Understanding vector components is essential for breaking down any vector into its basic elements along the axes of a coordinate system. For a 2D vector, these axes are typically the x-axis and y-axis. The vector \( \vec{v} = \hat{\imath} + \hat{\jmath} \) has components \( x = 1 \) and \( y = 1 \). Thus, the vector can be considered as the sum of its horizontal and vertical movements.
To find these components, always look at the coefficients of the unit vectors \( \hat{\imath} \) and \( \hat{\jmath} \). These coefficients tell you how much the vector steps forward in each direction.
Here's a summary of what you need to do:

• Identify each component in terms of \( \hat{\imath} \) and \( \hat{\jmath} \).
• Write the vector in terms of its components like \( \langle x, y \rangle \).
• Use these components to perform calculations related to the vector.

Knowing the components is the first step to solve many vector-related problems.

Once you know the components of a vector, finding the angle is the next step.
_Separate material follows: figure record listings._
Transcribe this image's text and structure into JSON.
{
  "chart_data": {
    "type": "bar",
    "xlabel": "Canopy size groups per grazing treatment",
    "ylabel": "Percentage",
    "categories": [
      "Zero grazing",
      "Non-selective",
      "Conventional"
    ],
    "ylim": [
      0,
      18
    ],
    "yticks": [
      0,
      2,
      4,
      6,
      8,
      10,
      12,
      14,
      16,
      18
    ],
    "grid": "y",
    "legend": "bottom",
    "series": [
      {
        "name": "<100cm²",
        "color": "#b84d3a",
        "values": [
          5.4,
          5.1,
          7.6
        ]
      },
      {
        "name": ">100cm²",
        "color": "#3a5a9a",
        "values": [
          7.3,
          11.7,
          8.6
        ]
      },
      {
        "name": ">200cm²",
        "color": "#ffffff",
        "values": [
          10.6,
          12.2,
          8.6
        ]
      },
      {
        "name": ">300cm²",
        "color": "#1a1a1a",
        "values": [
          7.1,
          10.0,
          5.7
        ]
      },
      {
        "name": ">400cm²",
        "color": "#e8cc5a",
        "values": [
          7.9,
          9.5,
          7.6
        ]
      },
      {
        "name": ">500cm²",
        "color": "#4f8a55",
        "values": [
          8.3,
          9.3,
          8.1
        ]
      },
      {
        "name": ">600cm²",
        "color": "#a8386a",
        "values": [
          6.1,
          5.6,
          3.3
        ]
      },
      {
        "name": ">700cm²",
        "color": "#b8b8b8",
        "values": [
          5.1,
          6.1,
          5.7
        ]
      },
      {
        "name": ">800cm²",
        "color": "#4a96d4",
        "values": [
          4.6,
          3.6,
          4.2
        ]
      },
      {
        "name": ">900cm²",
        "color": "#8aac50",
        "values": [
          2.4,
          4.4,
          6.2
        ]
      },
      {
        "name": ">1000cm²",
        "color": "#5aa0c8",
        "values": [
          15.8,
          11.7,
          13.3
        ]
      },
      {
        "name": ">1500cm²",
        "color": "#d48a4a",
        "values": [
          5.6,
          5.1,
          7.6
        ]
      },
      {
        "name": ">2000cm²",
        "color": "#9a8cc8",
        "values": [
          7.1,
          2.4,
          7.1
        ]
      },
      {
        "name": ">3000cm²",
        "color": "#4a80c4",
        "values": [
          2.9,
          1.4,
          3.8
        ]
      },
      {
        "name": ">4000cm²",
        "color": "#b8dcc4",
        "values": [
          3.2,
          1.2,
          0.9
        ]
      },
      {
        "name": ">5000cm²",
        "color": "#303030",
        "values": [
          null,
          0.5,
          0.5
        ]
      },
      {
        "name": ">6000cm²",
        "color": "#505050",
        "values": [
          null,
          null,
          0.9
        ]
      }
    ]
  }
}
To find the angle \( \theta \) that the vector makes with the positive x-axis, you'll use the inverse tangent function, often denoted as \( \tan^{-1} \) or arctan.
The formula \( \theta = \tan^{-1}\left(\frac{y}{x}\right) \) leverages the ratio of the components. For equal components, such as \( y = 1 \) and \( x = 1 \), the ratio is 1. Applying the inverse tangent function gives \( \theta = 45^\circ \), indicating the vector points diagonally at a 45-degree angle relative to the positive x-axis.

• Use the ratios of components to understand the direction and orientation.
• Remember to convert your angle to degrees or radians as needed by your context.

Angle determination is crucial in describing the vector's direction completely.

Trigonometric functions are powerful tools for understanding vectors in terms of angles and sides of a right triangle. For our vector example, since \( \theta = 45^\circ \), we use trigonometric identities to define its direction precisely.
The key trigonometric functions involved are \( \cos(\theta) \) and \( \sin(\theta) \). At \( 45^\circ \), we know:

• \( \cos(45^\circ) = \frac{1}{\sqrt{2}} \)
• \( \sin(45^\circ) = \frac{1}{\sqrt{2}} \)

Using these values, we confirm the components of the unit vector that align with the vector's direction:
\( \langle \cos(\theta), \sin(\theta) \rangle = \langle \frac{1}{\sqrt{2}}, \frac{1}{\sqrt{2}} \rangle \). Finally, multiplying these by the magnitude \( \|vec{v}\| = \sqrt{2} \) results in the original vector \( \langle 1, 1 \rangle \).
This showcases how trigonometry bridges vector components and directional angles.